Okonie wydają się być rybami bardzo zainteresowanymi wszystkim, co dzieje się wokół nich. Do legendy przeszły opowiadane przez wędkarzy historie, jak za zaciętym na wędkę okoniem, niemal do samego końca, ciągnęła wataha jego pobratymców, obserwując jak ich kolega równo posuwa w stronę w brzegu. Może dziwią się tylko, co go tak ciągnie w tamtym kierunku.
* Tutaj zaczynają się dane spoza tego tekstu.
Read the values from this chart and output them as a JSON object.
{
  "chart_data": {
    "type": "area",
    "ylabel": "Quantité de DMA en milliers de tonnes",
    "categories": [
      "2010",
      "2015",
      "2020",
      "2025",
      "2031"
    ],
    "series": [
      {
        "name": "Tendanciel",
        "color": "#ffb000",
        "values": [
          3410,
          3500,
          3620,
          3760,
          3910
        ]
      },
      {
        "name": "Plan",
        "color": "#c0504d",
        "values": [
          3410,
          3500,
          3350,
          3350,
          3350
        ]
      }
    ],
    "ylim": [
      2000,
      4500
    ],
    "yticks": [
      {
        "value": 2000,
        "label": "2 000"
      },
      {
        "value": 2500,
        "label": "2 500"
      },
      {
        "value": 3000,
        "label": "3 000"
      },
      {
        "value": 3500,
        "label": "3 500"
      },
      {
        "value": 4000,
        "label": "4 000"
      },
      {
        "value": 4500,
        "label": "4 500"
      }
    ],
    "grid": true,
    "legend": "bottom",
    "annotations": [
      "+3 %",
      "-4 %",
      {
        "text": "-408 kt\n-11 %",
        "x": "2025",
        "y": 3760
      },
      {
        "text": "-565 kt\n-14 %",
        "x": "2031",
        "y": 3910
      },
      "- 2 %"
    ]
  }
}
Okonie żerują w różnych porach dnia. W nocy zapadają w sen. Najlepszą porą na okonie jest wczesny świt. Po zachodzie słońca raczej nie mamy co liczyć na złowienie dużej sztuki. Wydaje się, że okonie nie specjalnie reagują na pogodę, ale najlepsze wyniki osiąga się polując na te ryby w dni ciepłe i pogodne. Duże okonie polują zwykle przy dnie, ale potrafią pojawić się także tuż pod powierzchnią wody.
A jaka metoda połowu i jakie przynęty sprawdzają się najlepiej? Na te pytania trudno jednoznacznie odpowiedzieć, bo okoń bywa rybą dość nieprzewidywalną. W połowie tej ryby sprawdzają się zarówno zestawy ze spławikiem jak i gruntówki z niewielkimi żywczykami. Okonia na pewno zainteresuje także żwawy, czyniący wygibasy we wszystkich kierunkach pęczek czerwonych robaków. A łowiąc na spinning warto poeksperymentować z twisterami.
No i jeszcze jedno. Kilka średniej wielkości okoni, to znakomity materiał na smaczną, wakacyjno-biwakową kolację. Jeśli chodzi o smak, to okonie wygrywają wśród słodkowodnych ryb z polskich wód. Tradycyjnie smażony na patelni albo przypieczony na grillu okoń to po prostu delicja. Oczywiście wygrywa ten świeżo złowiony. Zaletą okonia jest jeszcze to, że po usmażeniu czy przypieczeniu, w trakcie konsumpcji do odrzucenie jest tylko jego kręgosłup i końcówki płetw. Więcej ości i niejadalnych części w okoniowej tuszce po prostu nie ma.
No, co prawda niektórzy powiedzą, że jest jeszcze jedna ryba, która dorównuje smakiem okoniowi – sandacz. Ale sandacz nie występuje tak powszechnie jak okoń, więc i na wędce gości trochę rzadziej.